Et Cabrol tout à coup, répondant aux lamentations par lesquelles Martégas, toute la nuit, avait découvert le fond de son âme obscure, il dit, ce Cabrol:
—Marie-toi avec Zanette, la Zanette de maître Augias. Son père a un peu de bien et d'argent et la confiance des maîtres du château de la Sirène. Marie-toi avec cette fille. Elle est gentille et, à voir, elle donne faim et soif. C'est une cerise qui pend à l'arbre. Tu n'as qu'à prendre. Et je t'en avertis, Martégas, pour que tu le saches,—un que l'on nomme Pastorel—tu le connais peut-être, Jean Pastorel, le gardian?
—Je sais qui tu veux dire; il habite près des Saintes, à Silve-Réal. C'est un homme. Eh bien donc, que veux-tu me dire, de celui-là?

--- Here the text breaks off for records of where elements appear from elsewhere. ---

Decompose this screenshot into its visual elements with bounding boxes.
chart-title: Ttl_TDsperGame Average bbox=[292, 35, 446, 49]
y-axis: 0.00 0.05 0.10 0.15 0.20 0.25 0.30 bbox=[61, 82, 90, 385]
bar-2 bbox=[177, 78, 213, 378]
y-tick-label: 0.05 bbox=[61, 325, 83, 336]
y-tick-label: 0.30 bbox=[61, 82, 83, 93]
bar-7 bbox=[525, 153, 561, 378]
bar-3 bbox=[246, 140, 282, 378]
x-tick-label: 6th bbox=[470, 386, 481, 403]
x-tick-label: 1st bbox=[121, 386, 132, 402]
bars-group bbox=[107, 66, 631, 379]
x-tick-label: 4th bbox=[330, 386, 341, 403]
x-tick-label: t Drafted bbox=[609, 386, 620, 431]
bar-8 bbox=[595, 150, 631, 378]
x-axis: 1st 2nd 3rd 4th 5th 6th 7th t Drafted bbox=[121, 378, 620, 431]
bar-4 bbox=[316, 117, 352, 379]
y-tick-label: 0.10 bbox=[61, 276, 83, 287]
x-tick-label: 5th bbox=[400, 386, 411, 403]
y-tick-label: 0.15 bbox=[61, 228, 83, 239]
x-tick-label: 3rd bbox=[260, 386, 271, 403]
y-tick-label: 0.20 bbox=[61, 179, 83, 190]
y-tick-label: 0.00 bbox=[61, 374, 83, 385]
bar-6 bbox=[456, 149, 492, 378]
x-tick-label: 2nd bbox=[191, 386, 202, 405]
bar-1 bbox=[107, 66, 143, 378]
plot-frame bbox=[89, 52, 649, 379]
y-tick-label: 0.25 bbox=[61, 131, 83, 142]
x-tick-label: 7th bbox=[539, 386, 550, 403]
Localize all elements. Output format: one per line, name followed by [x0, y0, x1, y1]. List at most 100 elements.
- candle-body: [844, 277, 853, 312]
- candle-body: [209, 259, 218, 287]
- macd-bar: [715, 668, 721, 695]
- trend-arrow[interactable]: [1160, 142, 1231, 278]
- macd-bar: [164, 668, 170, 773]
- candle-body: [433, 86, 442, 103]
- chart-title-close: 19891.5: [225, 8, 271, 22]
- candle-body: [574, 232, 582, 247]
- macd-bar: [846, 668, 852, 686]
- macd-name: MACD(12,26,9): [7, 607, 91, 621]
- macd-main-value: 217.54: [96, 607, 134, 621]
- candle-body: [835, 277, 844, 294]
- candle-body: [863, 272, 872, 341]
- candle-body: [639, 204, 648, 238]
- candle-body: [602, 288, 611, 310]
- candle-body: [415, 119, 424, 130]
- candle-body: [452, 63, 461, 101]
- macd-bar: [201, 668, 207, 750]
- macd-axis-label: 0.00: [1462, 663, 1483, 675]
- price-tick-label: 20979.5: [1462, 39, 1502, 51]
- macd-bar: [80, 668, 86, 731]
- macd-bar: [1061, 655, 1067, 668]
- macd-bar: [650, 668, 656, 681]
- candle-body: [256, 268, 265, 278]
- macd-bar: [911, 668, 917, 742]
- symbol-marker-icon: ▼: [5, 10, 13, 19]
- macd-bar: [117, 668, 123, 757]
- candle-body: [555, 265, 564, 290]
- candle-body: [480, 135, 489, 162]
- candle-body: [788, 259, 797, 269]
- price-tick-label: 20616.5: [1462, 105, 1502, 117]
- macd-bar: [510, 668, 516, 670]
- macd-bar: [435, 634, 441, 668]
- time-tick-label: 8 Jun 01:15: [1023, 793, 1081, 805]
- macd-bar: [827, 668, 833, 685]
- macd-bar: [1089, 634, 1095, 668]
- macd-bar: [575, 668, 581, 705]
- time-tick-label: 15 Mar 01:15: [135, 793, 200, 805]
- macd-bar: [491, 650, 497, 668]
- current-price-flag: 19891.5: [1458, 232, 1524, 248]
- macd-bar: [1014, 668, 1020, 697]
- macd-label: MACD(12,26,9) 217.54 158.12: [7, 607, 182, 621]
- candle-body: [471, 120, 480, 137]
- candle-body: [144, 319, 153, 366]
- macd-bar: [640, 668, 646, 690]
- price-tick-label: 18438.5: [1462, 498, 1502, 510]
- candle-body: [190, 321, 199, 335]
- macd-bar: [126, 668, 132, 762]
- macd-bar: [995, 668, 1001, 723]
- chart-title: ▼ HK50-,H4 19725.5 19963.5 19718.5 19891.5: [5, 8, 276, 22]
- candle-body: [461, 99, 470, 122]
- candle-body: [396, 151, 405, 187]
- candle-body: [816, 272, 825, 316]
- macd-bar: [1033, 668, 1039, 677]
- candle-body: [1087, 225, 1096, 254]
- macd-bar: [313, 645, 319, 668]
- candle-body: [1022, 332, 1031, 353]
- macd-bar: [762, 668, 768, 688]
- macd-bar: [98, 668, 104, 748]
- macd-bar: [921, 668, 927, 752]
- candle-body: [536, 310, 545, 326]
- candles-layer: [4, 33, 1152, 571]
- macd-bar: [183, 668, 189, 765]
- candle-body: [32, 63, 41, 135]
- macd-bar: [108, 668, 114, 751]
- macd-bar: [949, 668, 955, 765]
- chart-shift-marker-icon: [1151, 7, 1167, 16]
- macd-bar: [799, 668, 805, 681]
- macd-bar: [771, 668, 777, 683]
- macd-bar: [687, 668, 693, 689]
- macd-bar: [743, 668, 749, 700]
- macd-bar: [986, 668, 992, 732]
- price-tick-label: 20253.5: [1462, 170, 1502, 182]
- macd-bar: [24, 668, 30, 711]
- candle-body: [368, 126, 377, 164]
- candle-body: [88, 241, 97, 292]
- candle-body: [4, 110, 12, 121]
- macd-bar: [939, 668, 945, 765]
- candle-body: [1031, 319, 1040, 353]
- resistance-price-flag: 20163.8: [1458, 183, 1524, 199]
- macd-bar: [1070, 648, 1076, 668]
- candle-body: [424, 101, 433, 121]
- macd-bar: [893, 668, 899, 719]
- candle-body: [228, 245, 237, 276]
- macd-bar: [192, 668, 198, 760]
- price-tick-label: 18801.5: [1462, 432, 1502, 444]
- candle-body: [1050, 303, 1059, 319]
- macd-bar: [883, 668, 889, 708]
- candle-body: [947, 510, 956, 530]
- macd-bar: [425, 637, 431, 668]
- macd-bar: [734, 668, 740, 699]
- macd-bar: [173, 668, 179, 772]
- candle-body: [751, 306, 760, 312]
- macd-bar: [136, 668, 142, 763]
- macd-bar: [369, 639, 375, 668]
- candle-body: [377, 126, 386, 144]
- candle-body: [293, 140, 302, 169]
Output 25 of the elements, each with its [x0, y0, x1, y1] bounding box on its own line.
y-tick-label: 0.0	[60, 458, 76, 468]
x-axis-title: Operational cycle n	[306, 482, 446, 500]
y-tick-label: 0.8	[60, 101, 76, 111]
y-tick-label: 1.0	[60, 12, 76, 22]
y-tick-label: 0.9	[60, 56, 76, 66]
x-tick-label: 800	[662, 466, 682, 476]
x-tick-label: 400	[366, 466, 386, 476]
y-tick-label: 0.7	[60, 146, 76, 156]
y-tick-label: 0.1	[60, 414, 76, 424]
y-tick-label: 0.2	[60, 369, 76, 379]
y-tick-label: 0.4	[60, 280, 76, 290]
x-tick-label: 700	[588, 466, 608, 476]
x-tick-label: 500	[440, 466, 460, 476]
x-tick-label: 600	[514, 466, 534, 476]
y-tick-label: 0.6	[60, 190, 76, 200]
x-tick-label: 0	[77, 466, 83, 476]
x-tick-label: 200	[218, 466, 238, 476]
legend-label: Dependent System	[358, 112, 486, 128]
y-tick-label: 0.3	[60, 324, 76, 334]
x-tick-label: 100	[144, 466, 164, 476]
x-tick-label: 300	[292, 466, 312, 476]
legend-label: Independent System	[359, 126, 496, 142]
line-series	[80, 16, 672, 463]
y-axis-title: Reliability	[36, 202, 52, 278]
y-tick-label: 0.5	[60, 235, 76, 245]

—Pardi, qu'il en tient pour Zanette!
—En es-tu sûr? demanda Martégas, s'arrêtant tout sec.
—Si j'en suis sûr!... quand je le dis?
—Et comment le sais-tu, Cabrol? Prends garde à ce que tu vas dire. Car celui qui se mettra en travers de mon chemin, je le souquerai, tu peux dire! Je suis aussi matelot, mon homme!
—Comment je le sais? La belle affaire! Pas n'est besoin d'être sorcier, pour ça, collègue!... Il n'y a pas quinze jours, aux dernières fêtes du mois de mai, aux plaines de Meyran....
—Eh bien?
—Il y a eu ferrade, tu sais, et course de taureaux. Pourquoi n'y étais-tu pas?